White was selected from an exceptional shortlist of fellow artists: Rebecca Bellantoni, Bhajan Hunjan, Onyeka Igwe and Zinzi Minott, by a jury comprising gallerist Rozsa Farkas, artist Claudette Johnson, writer Derica Shields and collector Maria Sukkar. The panel was chaired by the Prize’s guest curator, Bina von Stauffenberg, in collaboration with Gilane Tawadros.
The prize, set up to support and nurture women-identifying artists at a crucial stage in their career, uniquely awards White a six-month bespoke residency in Italy, tailored to fit, inform and develop her winning proposal. This will culminate in a major solo exhibition to be held in 2024, launching at Whitechapel Gallery and touring to Collezione Maramotti, Reggio Emilia, Italy.
About Dominique White
Dominique White (b. 1993) lives and works between Marseille, France and Essex, UK. A sculptor and installation artist, she is interested in creating new worlds for ‘Blackness’ and fascinated by the metaphoric potency and regenerative power of the sea. She produces ghostly, seemingly fragile, yet highly physical works, often employing discarded and potent nautical relics such as old sails, masts, burned mahogany, chains and rope, and materials such as Kaolin clay and untreated iron. Her practice weaves together theories of Black Subjectivity, Afro-pessimism and Hydrarchy with nautical myths particularly relevant to the Black Diaspora. She uses the term Shipwreck(ed) to describe an arena for her work, which she redefines as a reflexive verb and state of being to embody the inherent abolition within her work. White’s sculptures, or ‘beacons’, recall sea-bound, imagined worlds which prophesise the emergence of the Stateless: “a [Black] future that hasn’t yet happened, but must.”
About the Awarded Artwork
White’s winning proposal for the 9th edition of the Max Mara Art Prize for Women is for a new body of work entitled Deadweight, taking as its starting point the measure of ‘deadweight tonnage’, an official term used in the maritime industry that calculates how many units of weight a ship can take before it sinks. The project continues her artistic and political concerns, while engaging with additional narratives and cultural layers which will be researched and further developed during her 6-month residency in Italy.

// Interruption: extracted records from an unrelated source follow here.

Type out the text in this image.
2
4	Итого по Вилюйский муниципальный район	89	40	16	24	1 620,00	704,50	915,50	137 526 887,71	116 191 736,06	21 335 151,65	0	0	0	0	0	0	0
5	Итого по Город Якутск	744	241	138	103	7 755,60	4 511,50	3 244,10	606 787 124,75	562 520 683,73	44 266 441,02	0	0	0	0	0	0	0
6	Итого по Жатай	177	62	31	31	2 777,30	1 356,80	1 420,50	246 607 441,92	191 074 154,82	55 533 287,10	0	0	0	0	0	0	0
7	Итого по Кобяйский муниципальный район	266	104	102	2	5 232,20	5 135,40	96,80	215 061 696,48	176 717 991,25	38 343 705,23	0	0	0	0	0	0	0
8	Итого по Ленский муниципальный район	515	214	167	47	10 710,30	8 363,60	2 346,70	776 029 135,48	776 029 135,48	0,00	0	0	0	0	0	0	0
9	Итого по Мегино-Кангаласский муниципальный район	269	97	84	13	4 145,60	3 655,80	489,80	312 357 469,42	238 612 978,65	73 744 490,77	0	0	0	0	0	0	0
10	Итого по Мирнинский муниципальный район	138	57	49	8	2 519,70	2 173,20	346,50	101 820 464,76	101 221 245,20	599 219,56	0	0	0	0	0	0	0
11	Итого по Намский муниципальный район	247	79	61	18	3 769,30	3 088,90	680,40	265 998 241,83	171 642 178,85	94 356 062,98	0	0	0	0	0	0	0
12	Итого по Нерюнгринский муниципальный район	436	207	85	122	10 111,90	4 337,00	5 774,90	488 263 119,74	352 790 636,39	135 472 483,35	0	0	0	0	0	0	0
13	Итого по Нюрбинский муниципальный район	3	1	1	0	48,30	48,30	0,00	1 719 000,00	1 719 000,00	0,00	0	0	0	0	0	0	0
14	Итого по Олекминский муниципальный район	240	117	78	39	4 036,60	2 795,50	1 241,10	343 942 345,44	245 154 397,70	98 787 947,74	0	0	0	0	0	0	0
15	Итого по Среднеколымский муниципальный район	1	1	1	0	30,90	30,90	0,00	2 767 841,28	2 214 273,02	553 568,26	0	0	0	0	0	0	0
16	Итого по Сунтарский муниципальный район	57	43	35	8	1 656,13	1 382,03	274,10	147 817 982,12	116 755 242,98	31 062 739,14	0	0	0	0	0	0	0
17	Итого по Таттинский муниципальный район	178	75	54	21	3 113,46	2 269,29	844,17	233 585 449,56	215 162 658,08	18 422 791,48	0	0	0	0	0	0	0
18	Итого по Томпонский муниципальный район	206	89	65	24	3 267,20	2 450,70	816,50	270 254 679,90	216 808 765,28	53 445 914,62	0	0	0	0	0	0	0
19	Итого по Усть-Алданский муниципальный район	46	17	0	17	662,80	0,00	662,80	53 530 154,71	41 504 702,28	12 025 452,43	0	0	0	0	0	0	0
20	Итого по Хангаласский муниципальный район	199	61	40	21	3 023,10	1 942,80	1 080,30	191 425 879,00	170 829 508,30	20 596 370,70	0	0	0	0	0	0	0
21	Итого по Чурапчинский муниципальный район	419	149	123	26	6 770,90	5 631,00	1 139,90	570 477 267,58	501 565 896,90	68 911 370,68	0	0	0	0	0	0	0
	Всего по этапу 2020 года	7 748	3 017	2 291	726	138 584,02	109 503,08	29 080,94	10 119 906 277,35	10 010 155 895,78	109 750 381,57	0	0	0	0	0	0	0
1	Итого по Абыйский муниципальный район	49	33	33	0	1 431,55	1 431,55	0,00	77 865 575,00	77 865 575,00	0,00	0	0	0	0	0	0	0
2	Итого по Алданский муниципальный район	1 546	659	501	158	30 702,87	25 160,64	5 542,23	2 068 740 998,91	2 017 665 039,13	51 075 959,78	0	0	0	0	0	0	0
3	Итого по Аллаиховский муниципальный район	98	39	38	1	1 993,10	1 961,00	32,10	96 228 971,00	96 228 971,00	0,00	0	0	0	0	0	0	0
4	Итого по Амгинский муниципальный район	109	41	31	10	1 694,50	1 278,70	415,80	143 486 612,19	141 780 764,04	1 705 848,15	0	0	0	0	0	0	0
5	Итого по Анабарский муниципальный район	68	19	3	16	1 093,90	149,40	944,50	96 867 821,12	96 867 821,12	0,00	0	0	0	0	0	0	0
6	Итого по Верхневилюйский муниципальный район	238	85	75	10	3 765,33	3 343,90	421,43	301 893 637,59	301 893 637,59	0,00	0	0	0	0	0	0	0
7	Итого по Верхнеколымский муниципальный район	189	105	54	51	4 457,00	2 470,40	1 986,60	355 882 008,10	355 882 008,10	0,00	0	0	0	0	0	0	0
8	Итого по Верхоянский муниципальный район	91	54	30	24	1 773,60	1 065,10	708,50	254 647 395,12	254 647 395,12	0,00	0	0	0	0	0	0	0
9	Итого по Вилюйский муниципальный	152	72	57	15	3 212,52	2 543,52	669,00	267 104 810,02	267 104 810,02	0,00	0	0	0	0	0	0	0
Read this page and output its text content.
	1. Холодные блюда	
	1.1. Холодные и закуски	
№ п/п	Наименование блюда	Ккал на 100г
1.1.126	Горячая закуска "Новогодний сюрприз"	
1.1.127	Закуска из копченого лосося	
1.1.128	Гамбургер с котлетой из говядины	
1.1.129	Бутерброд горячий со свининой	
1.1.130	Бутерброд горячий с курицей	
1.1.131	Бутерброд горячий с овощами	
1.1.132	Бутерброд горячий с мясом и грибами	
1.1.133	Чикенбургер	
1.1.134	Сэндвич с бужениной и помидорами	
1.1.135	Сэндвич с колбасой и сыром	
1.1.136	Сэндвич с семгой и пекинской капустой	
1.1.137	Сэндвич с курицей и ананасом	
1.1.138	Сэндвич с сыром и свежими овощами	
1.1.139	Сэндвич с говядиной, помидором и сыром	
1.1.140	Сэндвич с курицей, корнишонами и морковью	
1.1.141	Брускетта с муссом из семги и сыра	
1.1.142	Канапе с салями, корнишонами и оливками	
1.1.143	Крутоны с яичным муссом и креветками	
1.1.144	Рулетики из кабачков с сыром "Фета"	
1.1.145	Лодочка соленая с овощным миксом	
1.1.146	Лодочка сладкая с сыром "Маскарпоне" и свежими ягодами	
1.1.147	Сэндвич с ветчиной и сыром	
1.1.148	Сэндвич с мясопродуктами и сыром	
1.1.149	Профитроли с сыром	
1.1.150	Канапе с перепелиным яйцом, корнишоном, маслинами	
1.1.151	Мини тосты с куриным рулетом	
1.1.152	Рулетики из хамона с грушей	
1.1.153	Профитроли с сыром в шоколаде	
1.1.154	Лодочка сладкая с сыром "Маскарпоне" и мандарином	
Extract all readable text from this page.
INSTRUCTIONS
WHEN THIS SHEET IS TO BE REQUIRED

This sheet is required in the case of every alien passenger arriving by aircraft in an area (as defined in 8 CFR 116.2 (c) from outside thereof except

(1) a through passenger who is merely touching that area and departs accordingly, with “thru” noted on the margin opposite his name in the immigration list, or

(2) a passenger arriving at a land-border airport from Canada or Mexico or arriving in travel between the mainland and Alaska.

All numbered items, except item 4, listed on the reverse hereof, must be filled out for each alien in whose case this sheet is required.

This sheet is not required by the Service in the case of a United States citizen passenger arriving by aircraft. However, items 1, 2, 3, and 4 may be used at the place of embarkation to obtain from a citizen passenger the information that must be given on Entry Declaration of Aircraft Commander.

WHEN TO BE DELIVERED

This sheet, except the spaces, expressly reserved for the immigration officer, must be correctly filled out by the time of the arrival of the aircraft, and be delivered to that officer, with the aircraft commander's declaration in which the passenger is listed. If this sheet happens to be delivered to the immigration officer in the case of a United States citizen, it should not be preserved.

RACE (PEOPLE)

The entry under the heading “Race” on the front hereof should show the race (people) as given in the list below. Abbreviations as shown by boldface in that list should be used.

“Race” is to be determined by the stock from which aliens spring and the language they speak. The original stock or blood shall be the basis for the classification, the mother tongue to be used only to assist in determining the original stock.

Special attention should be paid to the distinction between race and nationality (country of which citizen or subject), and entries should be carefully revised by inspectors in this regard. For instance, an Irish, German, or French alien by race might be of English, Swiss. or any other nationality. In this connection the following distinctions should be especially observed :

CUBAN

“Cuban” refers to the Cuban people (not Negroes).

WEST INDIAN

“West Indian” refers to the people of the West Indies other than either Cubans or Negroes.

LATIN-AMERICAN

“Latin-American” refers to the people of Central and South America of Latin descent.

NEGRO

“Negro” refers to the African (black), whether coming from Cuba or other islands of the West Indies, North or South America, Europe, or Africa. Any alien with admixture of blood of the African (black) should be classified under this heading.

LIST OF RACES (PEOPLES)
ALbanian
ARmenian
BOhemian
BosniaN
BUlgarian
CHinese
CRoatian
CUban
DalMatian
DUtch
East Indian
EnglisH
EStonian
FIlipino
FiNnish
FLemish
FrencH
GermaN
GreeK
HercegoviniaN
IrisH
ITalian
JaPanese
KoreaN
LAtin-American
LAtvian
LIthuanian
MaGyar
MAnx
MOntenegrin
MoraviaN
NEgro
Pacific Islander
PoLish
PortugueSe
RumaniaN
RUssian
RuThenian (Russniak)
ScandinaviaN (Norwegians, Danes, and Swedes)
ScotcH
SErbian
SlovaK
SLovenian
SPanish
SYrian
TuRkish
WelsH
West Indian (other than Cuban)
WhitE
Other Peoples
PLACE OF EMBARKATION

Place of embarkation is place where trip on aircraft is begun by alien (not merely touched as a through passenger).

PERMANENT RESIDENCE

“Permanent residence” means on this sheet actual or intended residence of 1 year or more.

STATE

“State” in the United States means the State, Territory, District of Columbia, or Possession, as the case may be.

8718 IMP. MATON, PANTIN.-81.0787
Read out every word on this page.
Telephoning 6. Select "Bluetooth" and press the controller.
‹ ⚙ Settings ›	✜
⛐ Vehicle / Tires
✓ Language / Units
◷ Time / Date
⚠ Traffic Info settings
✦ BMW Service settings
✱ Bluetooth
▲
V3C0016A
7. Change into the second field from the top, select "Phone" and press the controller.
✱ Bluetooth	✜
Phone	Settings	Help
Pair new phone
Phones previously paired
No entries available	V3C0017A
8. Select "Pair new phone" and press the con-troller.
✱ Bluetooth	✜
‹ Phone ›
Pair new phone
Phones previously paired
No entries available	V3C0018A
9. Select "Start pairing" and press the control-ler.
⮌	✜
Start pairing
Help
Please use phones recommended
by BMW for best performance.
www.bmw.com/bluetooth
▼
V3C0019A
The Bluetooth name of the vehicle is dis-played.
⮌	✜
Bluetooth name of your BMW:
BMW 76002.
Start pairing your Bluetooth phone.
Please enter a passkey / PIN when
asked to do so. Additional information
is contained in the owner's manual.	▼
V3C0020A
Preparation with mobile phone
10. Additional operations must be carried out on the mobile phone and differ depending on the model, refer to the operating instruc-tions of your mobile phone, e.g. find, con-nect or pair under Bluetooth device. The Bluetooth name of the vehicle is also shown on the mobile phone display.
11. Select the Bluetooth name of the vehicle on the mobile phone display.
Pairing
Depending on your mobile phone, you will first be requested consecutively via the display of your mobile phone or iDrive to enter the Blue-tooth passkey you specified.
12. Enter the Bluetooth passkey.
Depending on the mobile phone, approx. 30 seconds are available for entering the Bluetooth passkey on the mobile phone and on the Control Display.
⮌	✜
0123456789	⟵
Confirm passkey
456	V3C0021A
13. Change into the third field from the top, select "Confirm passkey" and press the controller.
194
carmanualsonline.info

Through dedicated research, mentoring, study, field trips and studio work, White will explore and interrogate the meaning and exploitation of ‘deadweight tonnage’, tracing its relevance to the historical slave trade and its contemporary forms in the Mediterranean. She will work with historians and journalists as well as visit key sites in southern Italy as part of her inquiry. The residency programme will also include visiting nautical museums, archives and collections; searching ship (grave) yards for discarded materials; and working with traditional and contemporary metal workers to deepen the artist’s understanding of the production processes, skills and techniques required to develop the work. As part of Deadweight’s creative development, White intends to build and then submerge elements of the final work in the Tyrrhenian Sea off the west coast of Italy, which will then form the basis of the solo exhibition in 2024.
Read the full press release here.
The Max Mara Art Prize, the only visual art prize of its kind in the UK, has been awarded biennially since 2005, and is open to UK-based, emerging, women artists who have not previously had a major solo exhibition. The partners of the prize are Max Mara, Whitechapel Gallery and Collezione Maramotti who work in collaboration on each phase of the prize.